The UK’s national fraud reporting centre, Action Fraud, says that it has received 196 reports of scam emails claiming to be raising funds for victims of the war in Ukraine.
In a Meta / Facebook post on 18 March, Action Fraud reported:
“We’ve received 196 reports about FAKE emails purporting to raise money for those affected by the crisis in Ukraine. Some of the emails even claim to be from Wladimir Klitschko.”
Fake Websites Too
ESET researchers have also reported seeing a number of fake websites showing images of soldiers and explosions and the flag of Ukraine, asking for aid donations but with no specific details of how the money will be used. ESET commented in a tweet: “Cybercriminals have no shame. With no humanitarian organization and only generic purpose mentioned, scammers try to lure out money from people trying to help #Ukraine during the #war.”
The advice from Action Fraud is that if any suspicious emails are received, they should be forwarded to: firstname.lastname@example.org. Also, the Charity Commission and Fundraising Regulator have published information online here to help the public to ‘give safely’ to registered charities and causes helping to support and protect people affected by the invasion of Ukraine.

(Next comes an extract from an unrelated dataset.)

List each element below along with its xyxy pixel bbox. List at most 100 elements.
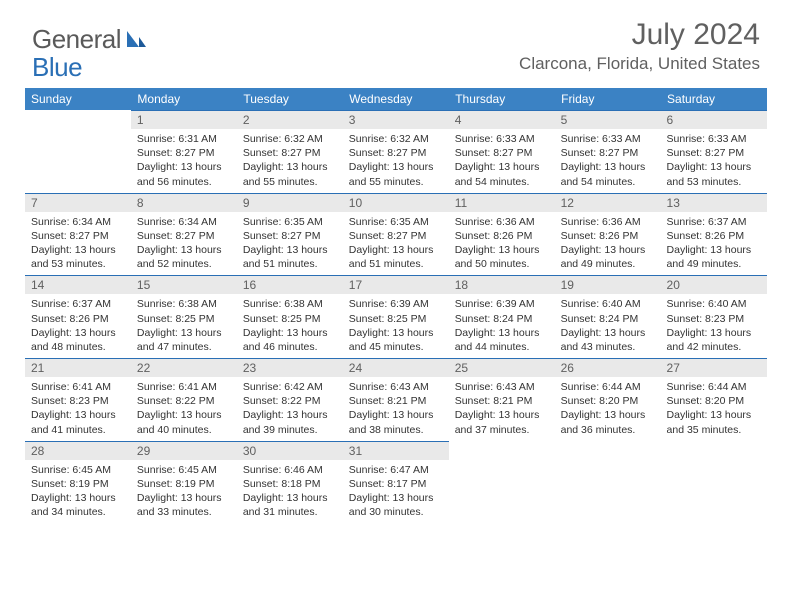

The Charity Commission and Fundraising Regulator suggest that those looking to donate to causes working in Ukraine and neighbouring countries should make some simple checks before donating, such as:
- Check the charity’s name and registration number at www.gov.uk/checkcharity.
- Check to see if the charity is genuine before parting with any financial information, e.g. check online for details of the charity and/or contact them to ask about what work they’re doing and how funds are spent.
- Exercise caution when responding to emails or clicking on links within the emails.
- Look for the Fundraising Badge (the Fundraising Regulator’s logo below) on charity fundraising materials. This is a sign that they fundraise in line with the Code of Fundraising Practice.
What Does This Mean For Your Business?
Just as we saw with the pandemic, scammers will exploit any situation to extract money and sensitive, personal information from people. Situations where there is a strong emotional response and an urge to help and move quickly are ideal for scammers who reply on people acting on emotional impulse and not checking or using critical thought or discussing their intentions with others who may alert them to danger.
Taking time to make simple checks, such as some basic online research can help ensure that money goes to those who need it rather than fraudsters funding more crime. The advice is to be alert for fake emails and social-media posts from scammers looking to cash-in on the crisis in Ukraine, report and delete any suspicious emails and make some basic checks before donating to any charity or organisation.